Les adversaires de la Revision, malgré le terrain perdu, avaient encore de la provision dans les passions des catholiques et des nationalistes. Cuignet, pour rattacher la démission de Freycinet à son différend avec Delcassé, porta la copie qu’il avait prise de leurs lettres au député Lasies et au juge Grosjean, l’ancien compère de Quesnay, qui avait été frappé d’une suspension de deux mois, pour ses bavardages, par la Cour de cassation[1]. Le député du Gers amorça l’affaire à la tribune. Comme Dupuy venait de répondre avec la belle humeur de ses bons jours à une interpellation lourdaude de Berry sur le départ de Freycinet, — « que c’était une singulière prétention d’un homme comme Berry, bien qu’autorisé en toutes matières, de savoir mieux les causes de la démission de Freycinet que Freycinet lui-même », — Lasies, en guise de réplique, raconta la querelle des deux ministres, à propos de la dépêche de Panizzardi. Bien que Delcassé ne fut pas présent à la séance, il l’insulta : « Ce ministre dont la politique extérieure consiste à avoir des joues qui ne rougissent pas sous les soufflets[2]. » Puis Judet publia quelques passages, adroitement découpés, des lettres que l’on connaît et qui lui avaient été remises par Grosjean (12 mai).
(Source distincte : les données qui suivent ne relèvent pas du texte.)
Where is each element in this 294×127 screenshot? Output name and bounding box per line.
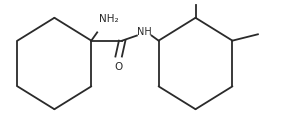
Text: O: O bbox=[115, 62, 123, 72]
Text: NH: NH bbox=[137, 27, 152, 37]
Text: NH₂: NH₂ bbox=[99, 14, 118, 24]
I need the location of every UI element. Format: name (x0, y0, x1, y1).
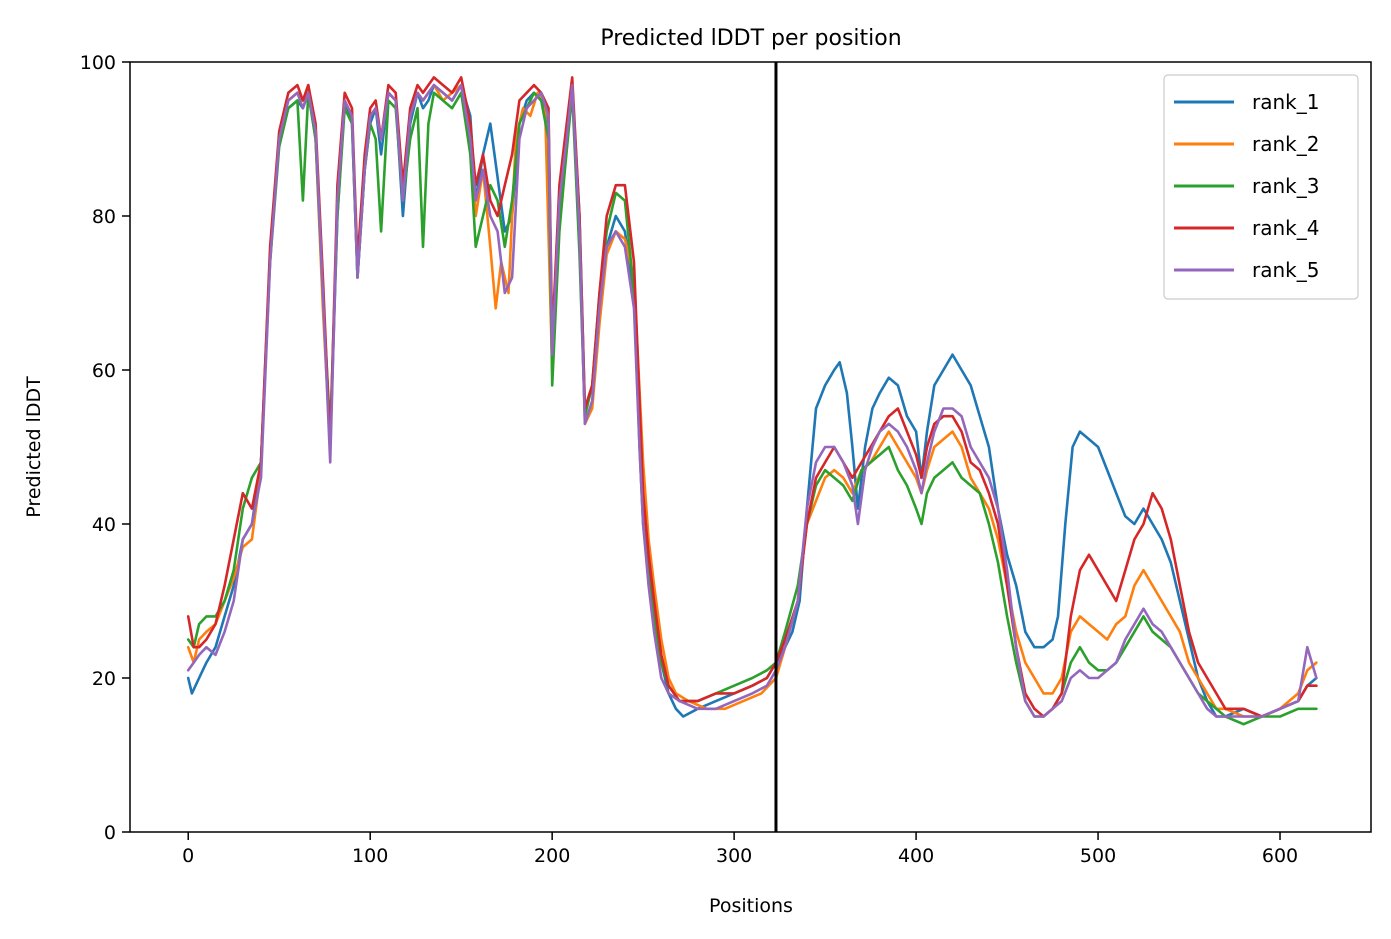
chart-title: Predicted lDDT per position (600, 26, 901, 51)
x-tick-label: 500 (1080, 845, 1116, 867)
series-line-rank_5 (186, 83, 1318, 718)
y-tick-label: 100 (80, 52, 116, 74)
x-axis: 0 100 200 300 400 500 600 (182, 832, 1298, 867)
y-axis: 0 20 40 60 80 100 (80, 52, 130, 844)
y-tick-label: 40 (92, 514, 116, 536)
x-tick-label: 300 (716, 845, 752, 867)
legend-label-rank_4: rank_4 (1252, 216, 1319, 240)
legend-label-rank_5: rank_5 (1252, 258, 1319, 282)
plot-frame (129, 61, 1372, 833)
x-tick-label: 200 (534, 845, 570, 867)
y-tick-label: 80 (92, 206, 116, 228)
x-tick-label: 100 (352, 845, 388, 867)
x-tick-label: 0 (182, 845, 194, 867)
x-tick-label: 600 (1262, 845, 1298, 867)
y-tick-label: 0 (104, 822, 116, 844)
series-layer (186, 76, 1318, 726)
legend-label-rank_2: rank_2 (1252, 132, 1319, 156)
x-axis-label: Positions (709, 895, 793, 917)
y-tick-label: 60 (92, 360, 116, 382)
y-axis-label: Predicted lDDT (23, 376, 45, 518)
legend-box (1163, 74, 1359, 300)
legend-label-rank_1: rank_1 (1252, 90, 1319, 114)
legend: rank_1 rank_2 rank_3 rank_4 rank_5 (1163, 74, 1359, 300)
x-tick-label: 400 (898, 845, 934, 867)
y-tick-label: 20 (92, 668, 116, 690)
legend-label-rank_3: rank_3 (1252, 174, 1319, 198)
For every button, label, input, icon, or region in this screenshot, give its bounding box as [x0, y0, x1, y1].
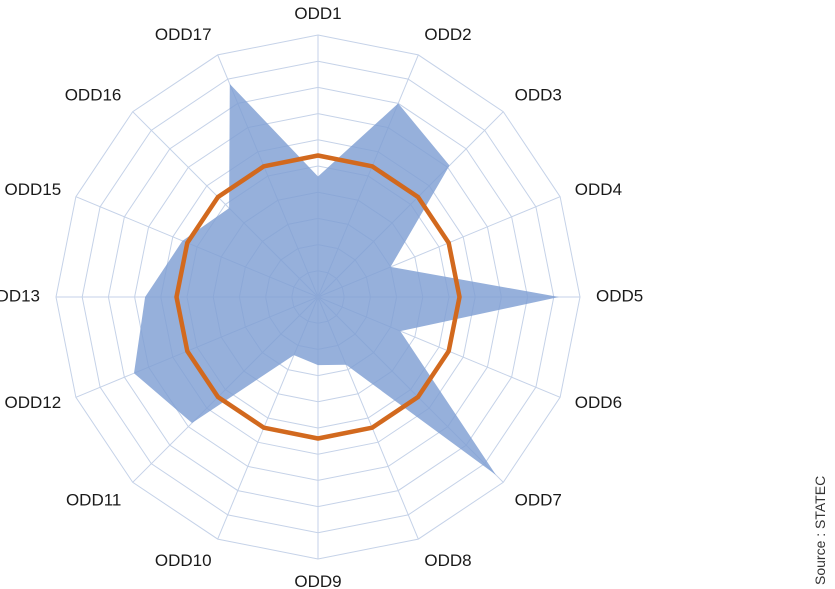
axis-label-odd3: ODD3	[515, 85, 562, 104]
axis-label-odd13: ODD13	[0, 286, 40, 305]
radar-series	[134, 84, 559, 475]
axis-label-odd10: ODD10	[155, 551, 212, 570]
axis-label-odd5: ODD5	[596, 286, 643, 305]
axis-label-odd2: ODD2	[424, 25, 471, 44]
axis-label-odd1: ODD1	[294, 4, 341, 23]
axis-label-odd6: ODD6	[575, 393, 622, 412]
axis-label-odd17: ODD17	[155, 25, 212, 44]
axis-label-odd7: ODD7	[515, 491, 562, 510]
axis-label-odd11: ODD11	[66, 491, 121, 510]
axis-label-odd8: ODD8	[424, 551, 471, 570]
axis-label-odd16: ODD16	[65, 85, 122, 104]
series-line	[174, 153, 462, 441]
series-area	[134, 84, 559, 475]
axis-label-odd15: ODD15	[5, 180, 62, 199]
axis-label-odd4: ODD4	[575, 180, 622, 199]
radar-axis-labels: ODD1 ODD2 ODD3 ODD4 ODD5 ODD6 ODD7 ODD8 ODD9 ODD1…	[0, 4, 643, 589]
axis-label-odd9: ODD9	[294, 572, 341, 589]
source-note: Source : STATEC	[812, 475, 828, 585]
axis-label-odd12: ODD12	[5, 393, 62, 412]
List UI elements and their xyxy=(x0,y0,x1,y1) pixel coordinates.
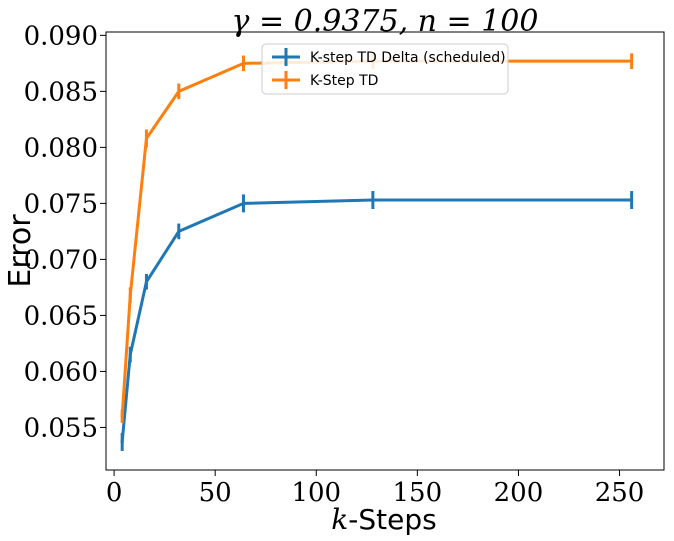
y-axis-label: Error xyxy=(3,214,38,288)
data-point xyxy=(120,414,124,418)
y-tick-label: 0.085 xyxy=(24,77,98,107)
x-tick-label: 0 xyxy=(106,478,123,508)
series-0 xyxy=(120,191,634,451)
y-tick-label: 0.090 xyxy=(24,21,98,51)
y-tick-label: 0.080 xyxy=(24,133,98,163)
legend-label-k-step-td: K-Step TD xyxy=(310,73,378,89)
data-point xyxy=(241,201,245,205)
chart-title: γ = 0.9375, n = 100 xyxy=(232,4,539,39)
x-tick-label: 50 xyxy=(199,478,232,508)
data-point xyxy=(241,61,245,65)
legend: K-step TD Delta (scheduled) K-Step TD xyxy=(261,43,509,95)
x-axis-label-variable: k xyxy=(331,503,348,536)
legend-entry-td-delta: K-step TD Delta (scheduled) xyxy=(272,48,506,66)
data-point xyxy=(128,293,132,297)
data-point xyxy=(120,440,124,444)
plot-area-frame xyxy=(105,31,665,471)
legend-entry-k-step-td: K-Step TD xyxy=(272,71,378,89)
x-tick-label: 200 xyxy=(494,478,544,508)
data-point xyxy=(630,198,634,202)
data-point xyxy=(144,280,148,284)
x-tick-label: 150 xyxy=(393,478,443,508)
data-point xyxy=(177,229,181,233)
data-point xyxy=(177,89,181,93)
data-point xyxy=(144,136,148,140)
data-point xyxy=(128,353,132,357)
x-axis-ticks: 0 50 100 150 200 250 xyxy=(106,470,645,508)
data-point xyxy=(630,59,634,63)
x-axis-label: k-Steps xyxy=(331,503,436,536)
y-tick-label: 0.055 xyxy=(24,413,98,443)
data-point xyxy=(371,198,375,202)
x-tick-label: 100 xyxy=(291,478,341,508)
y-tick-label: 0.075 xyxy=(24,189,98,219)
x-axis-label-text: -Steps xyxy=(348,503,436,536)
x-tick-label: 250 xyxy=(595,478,645,508)
legend-label-td-delta: K-step TD Delta (scheduled) xyxy=(310,50,506,66)
y-tick-label: 0.065 xyxy=(24,301,98,331)
y-tick-label: 0.060 xyxy=(24,357,98,387)
y-axis-ticks: 0.055 0.060 0.065 0.070 0.075 0.080 0.085 0.090 xyxy=(24,21,106,443)
legend-box xyxy=(261,43,509,95)
y-tick-label: 0.070 xyxy=(24,245,98,275)
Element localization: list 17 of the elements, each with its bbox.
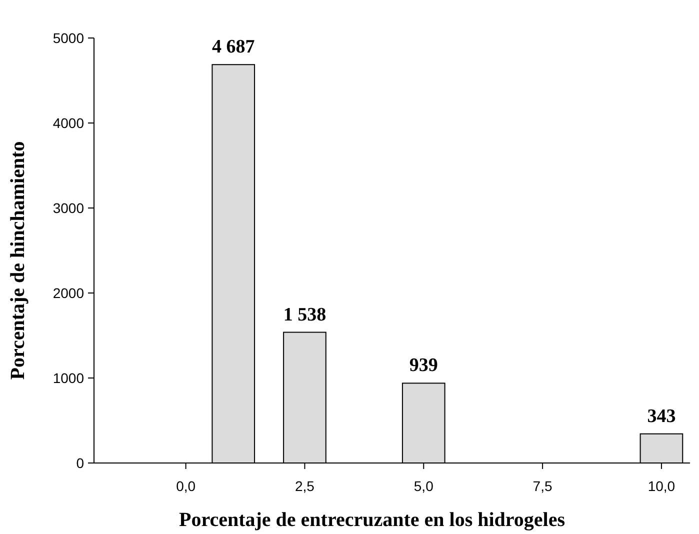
- y-tick-label: 1000: [52, 370, 84, 386]
- x-tick-label: 2,5: [294, 478, 315, 494]
- x-tick-label: 0,0: [176, 478, 196, 494]
- y-tick-label: 0: [76, 454, 84, 471]
- x-tick-label: 7,5: [532, 478, 552, 494]
- data-label: 939: [409, 355, 438, 376]
- data-label: 343: [647, 406, 676, 427]
- y-tick-label: 5000: [52, 30, 84, 46]
- y-tick-label: 3000: [52, 200, 84, 216]
- y-axis-title: Porcentaje de hinchamiento: [7, 141, 29, 380]
- x-axis-title: Porcentaje de entrecruzante en los hidrogeles: [178, 509, 566, 531]
- y-tick-label: 2000: [52, 284, 84, 301]
- x-tick-label: 5,0: [414, 478, 434, 494]
- data-label: 4 687: [212, 36, 256, 58]
- y-tick-label: 4000: [52, 114, 84, 131]
- x-tick-label: 10,0: [648, 478, 676, 494]
- data-label: 1 538: [283, 304, 326, 326]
Comme Cuignet était « le seul officier ou fonctionnaire de l’entourage de Freycinet qui avait eu connaissance de cette correspondance, dont les minutes lui avaient été confiées[3] », Krantz sut aussitôt d’où venait l’indiscrétion. Mais Cuignet ne lui laissa pas le loisir de le faire chercher et lui porta lui-même sa con-

  1. 6 mars 1899.
  2. Séance du 8 mai. — Deschanel lui fit appliquer la censure.
  3. Séance du 12 mai, discours de Krantz.